Re: array based Storage migration with minimal downtime

Occasional Visitor

array based Storage migration with minimal downtime

We are cloning luns via EMC SRDF to a new array and want to migrate with minimal downtime.  I'm wondering it the following basic approach will allow us to do this with downtime simply being the 30 seconds it takes to fail over the cluster.  The approach is:

  • Take down the cluster while leaving the package resources online.  That would allow us to migrate the lock lun.
  • Bring up the cluster with the new lock lun and “acquire” the package resources that are currently running but not under cluster control.
  • Take down the cluster on passive node and perform the lun swap of the VGs in the package to the new array.
  • Split the R1:R2 while DB frozen.  Currently the package still running on the active node on old array.
  • Bring up the cluster on the passive node and do a failover.  The packages on one node point at luns on one array and on the other node point to the other array.
  • Take down cluster on the “now passive node” and perform lun swap..

This will not work if serviceguard does some verification and somehow doesn't like the fact that the luns on the two cluster nodes are on different storage arrays.

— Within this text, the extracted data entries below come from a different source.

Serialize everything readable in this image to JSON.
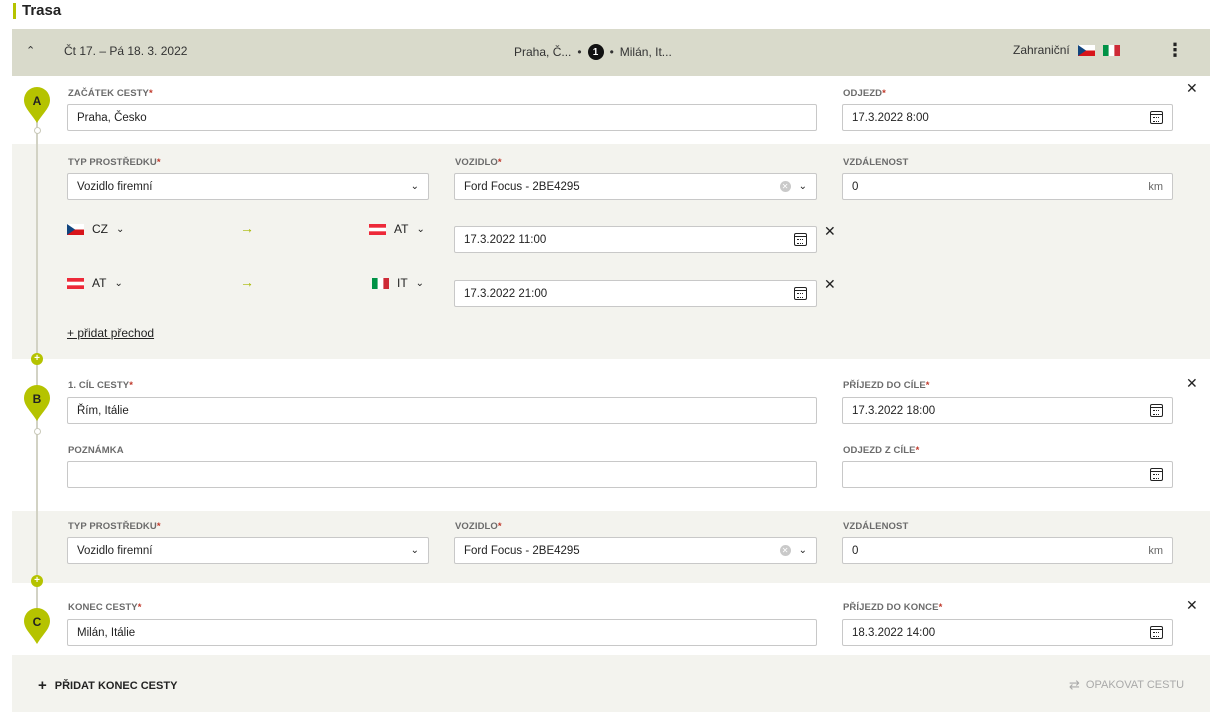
{
  "section_title": "Trasa",
  "header": {
    "dates": "Čt 17. – Pá 18. 3. 2022",
    "route_from": "Praha, Č...",
    "route_count": "1",
    "route_to": "Milán, It...",
    "trip_type": "Zahraniční"
  },
  "start": {
    "pin": "A",
    "place_label": "ZAČÁTEK CESTY",
    "place_value": "Praha, Česko",
    "time_label": "ODJEZD",
    "time_value": "17.3.2022 8:00"
  },
  "leg1": {
    "transport_label": "TYP PROSTŘEDKU",
    "transport_value": "Vozidlo firemní",
    "vehicle_label": "VOZIDLO",
    "vehicle_value": "Ford Focus - 2BE4295",
    "distance_label": "VZDÁLENOST",
    "distance_value": "0",
    "distance_unit": "km",
    "crossings": [
      {
        "from": "CZ",
        "to": "AT",
        "datetime": "17.3.2022 11:00"
      },
      {
        "from": "AT",
        "to": "IT",
        "datetime": "17.3.2022 21:00"
      }
    ],
    "add_crossing": "+ přidat přechod"
  },
  "destination": {
    "pin": "B",
    "place_label": "1. CÍL CESTY",
    "place_value": "Řím, Itálie",
    "arrival_label": "PŘÍJEZD DO CÍLE",
    "arrival_value": "17.3.2022 18:00",
    "note_label": "POZNÁMKA",
    "note_value": "",
    "departure_label": "ODJEZD Z CÍLE",
    "departure_value": ""
  },
  "leg2": {
    "transport_label": "TYP PROSTŘEDKU",
    "transport_value": "Vozidlo firemní",
    "vehicle_label": "VOZIDLO",
    "vehicle_value": "Ford Focus - 2BE4295",
    "distance_label": "VZDÁLENOST",
    "distance_value": "0",
    "distance_unit": "km"
  },
  "end": {
    "pin": "C",
    "place_label": "KONEC CESTY",
    "place_value": "Milán, Itálie",
    "arrival_label": "PŘÍJEZD DO KONCE",
    "arrival_value": "18.3.2022 14:00"
  },
  "footer": {
    "add_end": "PŘIDAT KONEC CESTY",
    "repeat": "OPAKOVAT CESTU"
  },
  "colors": {
    "accent": "#b5c300",
    "header_bg": "#d9dacb",
    "section_bg": "#f3f3ee",
    "required": "#c0392b"
  },
  "icons": [
    "chevron-up-icon",
    "kebab-menu-icon",
    "calendar-icon",
    "close-icon",
    "arrow-right-icon",
    "clear-icon",
    "map-pin-icon",
    "plus-icon",
    "repeat-icon",
    "flag-cz-icon",
    "flag-at-icon",
    "flag-it-icon"
  ]
}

Re: array based Storage migration with minimal downtime

You don't give the details of the configuration so we don't know if this is HP-UX or Linux but generally speaking, changing the cluster lock can be an online operation with only a very small window for a problem during the actual cmapplyconf operation. If you wanted to take the lock disk out of the picture entirely you could switch to a quorum server for the duration of the migration and then back to lock disk when everything is stable. The QS software is free.

Serviceguard itself does not do any particular checking of lun ID's but it does use underlying volume manager commands (VxVM, LVM, etc.) to activate and manage the storage, so depending on how your volume manager is configured you might have to tweak your procedure. Typically when you do a R1/R2 split, you end up with a second set of luns that have the same physical volume ID as the primary set and this can sometimes cause problems when you do the VG activation. You would probably have to import the VG on the passive node using the new device files (assuming they changed). I'm not sure why you would need to halt the node from the cluster on the side where you are changing the luns unless you need to reboot the node for some reason but I am not a EMC storage expert by any means.

There are simply too many unanswered questions to say exactly what you can expect here. Generally speaking the idea is probably sound but the details are going to be very, very important. You should definitely test this prior to trying it on a production package. It should be easy enough to setup a package with a simple VG using only one or two test PV's and a couple of mount points, and you could run through the package migration part. Make sure you are up to date on Serviceguard patches and operating system patches, especially related to IO and volume manager before you start down this path. You should review the Managing Serviceguard manual for the specific version you are working on here to see what your online versus offline config change options are.